先上結論,截止到目前2025.7.25日,還不能用。也就是Ernie4.5模型無法在llama.cpp 和Ollama上進行推理,原因主要就llama是不支持Ernie4.5異構MoE架構。
不局限于FreeBSD系統,Windows也測試失敗,理論上Ubuntu下也是不行。
所做嘗試
安裝llama-cpp
首先pkg安裝llama-cpp
pkg install llama-cpp
也嘗試了編譯安裝
下載源代碼
git clone https://github.com/ggerganov/llama.cpp
進入llama.cpp目錄
編譯安裝
mkdir build
cd build
cmake ..
cmake --build . --config Release
?將編譯好的路徑加入PATH
export PATH=~/github/llama.cpp/build/bin:$PAT
這樣就可以執行llama.cpp了。
直接編譯,最后生成的可執行文件是main,執行起來是這樣:
main -m ~/work/model/chinesellama/ggml-model-f16.gguf -p "Building a website can be done in 10 simple steps:\nStep 1:" -n 400 -e
下載模型
從這個網址下載:unsloth/ERNIE-4.5-0.3B-PT-GGUF at main
如果下載很慢,可以考慮從huggingface官網下載,當然需要科學上網。
下載完畢:
ls E*
ERNIE-4.5-0.3B-PT-F16.gguf ERNIE-4.5-0.3B-PT-Q2_K.gguf
也可以下載普通的模型文件,然后用轉換程序,轉換為gguf格式模型
python convert.py ~/work/model/chinesellama/
運行
llama-cli -m ERNIE-4.5-0.3B-PT-Q2_K.gguf -p "hello"
如果編譯后的文件為main,那么執行:
main -m ERNIE-4.5-0.3B-PT-Q2_K.gguf -p "hello"
運行失敗。?
總結?
截止目前Ernie4.5還不能用llama推理。
說實話,這確實限制了Ernie4.5的普及。
調試
報錯Terminating due to uncaught exception 0x28323c45c340 of type std::runtime_error
main: chat template is available, enabling conversation mode (disable it with -no-cnv)
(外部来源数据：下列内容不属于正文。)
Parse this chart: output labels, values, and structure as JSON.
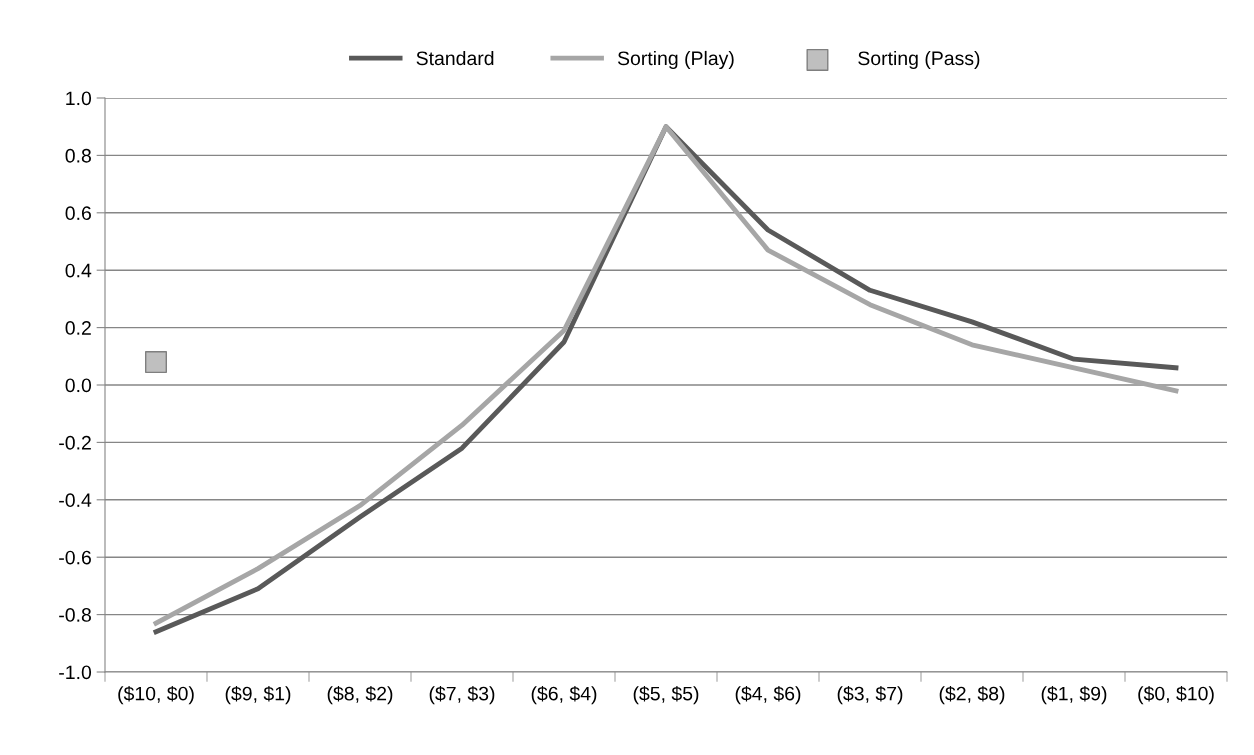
{
  "chart_data": {
    "type": "line",
    "categories": [
      "($10, $0)",
      "($9, $1)",
      "($8, $2)",
      "($7, $3)",
      "($6, $4)",
      "($5, $5)",
      "($4, $6)",
      "($3, $7)",
      "($2, $8)",
      "($1, $9)",
      "($0, $10)"
    ],
    "series": [
      {
        "name": "Standard",
        "color": "#595959",
        "marker": "none",
        "values": [
          -0.86,
          -0.71,
          -0.46,
          -0.22,
          0.15,
          0.9,
          0.54,
          0.33,
          0.22,
          0.09,
          0.06
        ]
      },
      {
        "name": "Sorting (Play)",
        "color": "#a6a6a6",
        "marker": "none",
        "values": [
          -0.83,
          -0.64,
          -0.42,
          -0.14,
          0.19,
          0.9,
          0.47,
          0.28,
          0.14,
          0.06,
          -0.02
        ]
      },
      {
        "name": "Sorting (Pass)",
        "color": "#bfbfbf",
        "type": "scatter",
        "marker": "square",
        "values": [
          0.08,
          null,
          null,
          null,
          null,
          null,
          null,
          null,
          null,
          null,
          null
        ]
      }
    ],
    "ylim": [
      -1.0,
      1.0
    ],
    "yticks": [
      {
        "value": -1.0,
        "label": "-1.0"
      },
      {
        "value": -0.8,
        "label": "-0.8"
      },
      {
        "value": -0.6,
        "label": "-0.6"
      },
      {
        "value": -0.4,
        "label": "-0.4"
      },
      {
        "value": -0.2,
        "label": "-0.2"
      },
      {
        "value": 0,
        "label": "0.0"
      },
      {
        "value": 0.2,
        "label": "0.2"
      },
      {
        "value": 0.4,
        "label": "0.4"
      },
      {
        "value": 0.6,
        "label": "0.6"
      },
      {
        "value": 0.8,
        "label": "0.8"
      },
      {
        "value": 1.0,
        "label": "1.0"
      }
    ],
    "grid": "y",
    "legend": "top"
  }
}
*** User-specified prompt will pre-start conversation, did you mean to set --system-prompt (-sys) instead?
[New LWP 112399 of process 29362]
[New LWP 112400 of process 29362]
[New LWP 112401 of process 29362]
[New LWP 112402 of process 29362]
0x0000000829dc1818 in _wait4 () from /lib/libc.so.7
#0 ?0x0000000829dc1818 in _wait4 () from /lib/libc.so.7
#1 ?0x0000000821b3993c in ?? () from /lib/libthr.so.3
#2 ?0x00000008231e6809 in ?? () from /usr/local/lib/libggml-base.so
#3 ?0x00000008281be199 in std::terminate() () from /lib/libcxxrt.so.1
#4 ?0x00000008281be674 in ?? () from /lib/libcxxrt.so.1
#5 ?0x00000008281be589 in __cxa_throw () from /lib/libcxxrt.so.1
#6 ?0x00000000002d8070 in ?? ()
#7 ?0x00000000002d8adc in ?? ()
#8 ?0x000000000025e8b8 in ?? ()
#9 ?0x0000000829d0dc3a in __libc_start1 () from /lib/libc.so.7
#10 0x000000000025e120 in ?? ()
[Inferior 1 (process 29362) detached]
Terminating due to uncaught exception 0x28323c45c340 of type std::runtime_error
終止陷阱(核心已轉儲)
大約是內存不足
后來在Windows下用llama.cpp,報錯:
print_info: file size = 688.14 MiB (16.00 BPW)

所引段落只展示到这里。